Крайне озадаченный, он запустил пальцы в шевелюру, совершенно растрепав аккуратную прическу, что, однако, позволило его волосам улечься беспорядочными волнами и сделало его гораздо более похожим на того Лайэна, которого она помнила.
— Я здесь по делам, — ответил он ей. — Мне было поручено связаться с мистером Драйзбергом, что я и сделал, и он сообщил мне, что меня ожидают в офисе фирмы «Электроник Интернэшнл», где я встречу лицо, с которым должен был увидеться. Не спрашивайте меня об имени этого человека, я его не могу сообщить вам; он пожелал остаться анонимом. Все, что я знаю о нем, это то, что он является благотворителем Керри, и мы обязаны отдать ему долг благодарности.
— Но мне сказали, что меня посетит министр, — прошептала Джорджина.
Лайэн гордо поднял голову:
— Я и есть министр, я думал, что вам это известно. И кого, на ваш взгляд, вы ожидали…
Последние его слова захлебнулись в быстром вдохе, когда его осенило.
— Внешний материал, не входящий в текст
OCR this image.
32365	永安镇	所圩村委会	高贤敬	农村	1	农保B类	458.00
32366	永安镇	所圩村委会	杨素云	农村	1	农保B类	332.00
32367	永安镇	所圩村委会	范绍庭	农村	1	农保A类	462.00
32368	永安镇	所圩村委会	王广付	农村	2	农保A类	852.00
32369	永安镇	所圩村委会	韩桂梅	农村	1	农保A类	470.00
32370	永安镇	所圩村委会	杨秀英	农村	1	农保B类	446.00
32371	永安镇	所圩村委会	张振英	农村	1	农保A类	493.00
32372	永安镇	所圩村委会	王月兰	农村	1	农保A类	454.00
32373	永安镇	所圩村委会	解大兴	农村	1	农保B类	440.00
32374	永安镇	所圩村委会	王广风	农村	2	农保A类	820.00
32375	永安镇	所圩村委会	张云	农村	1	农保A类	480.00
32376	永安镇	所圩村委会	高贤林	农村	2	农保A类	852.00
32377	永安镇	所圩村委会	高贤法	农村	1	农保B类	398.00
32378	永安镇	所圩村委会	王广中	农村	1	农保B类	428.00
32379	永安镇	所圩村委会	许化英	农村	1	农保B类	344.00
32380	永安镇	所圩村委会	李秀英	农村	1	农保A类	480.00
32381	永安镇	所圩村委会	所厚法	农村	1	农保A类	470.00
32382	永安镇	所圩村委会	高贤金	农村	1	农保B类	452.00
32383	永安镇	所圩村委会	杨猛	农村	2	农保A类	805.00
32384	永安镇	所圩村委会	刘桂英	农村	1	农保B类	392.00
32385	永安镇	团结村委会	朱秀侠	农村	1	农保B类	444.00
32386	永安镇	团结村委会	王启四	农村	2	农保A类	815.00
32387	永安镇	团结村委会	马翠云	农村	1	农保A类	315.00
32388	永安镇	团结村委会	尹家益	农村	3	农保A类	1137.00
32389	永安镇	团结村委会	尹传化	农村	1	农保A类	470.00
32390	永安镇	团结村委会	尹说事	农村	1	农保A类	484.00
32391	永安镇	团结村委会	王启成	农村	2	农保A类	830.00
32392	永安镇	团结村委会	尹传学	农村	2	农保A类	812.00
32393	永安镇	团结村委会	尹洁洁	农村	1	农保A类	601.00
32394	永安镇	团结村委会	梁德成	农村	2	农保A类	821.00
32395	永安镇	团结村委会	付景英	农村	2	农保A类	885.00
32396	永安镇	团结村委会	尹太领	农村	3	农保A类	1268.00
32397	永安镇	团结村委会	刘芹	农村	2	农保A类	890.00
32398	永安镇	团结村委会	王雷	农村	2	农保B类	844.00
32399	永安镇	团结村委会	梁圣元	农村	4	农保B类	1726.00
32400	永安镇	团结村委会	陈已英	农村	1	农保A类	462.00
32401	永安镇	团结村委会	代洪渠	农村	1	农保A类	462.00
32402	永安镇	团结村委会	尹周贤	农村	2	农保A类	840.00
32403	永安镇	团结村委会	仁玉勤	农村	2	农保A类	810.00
В эти долгие секунды, в течение которых он пытался осознать это открытие, он смотрел на нее в изумленном молчании, а потом его плотно сжатые губы растянулись в причудливой улыбке и он мягко произнес:
— Я должен бы был догадаться, ну и дурак же я, я никогда не подозревал.
Она отвернула свое пылающее лицо от его нежного взгляда и набралась смелости.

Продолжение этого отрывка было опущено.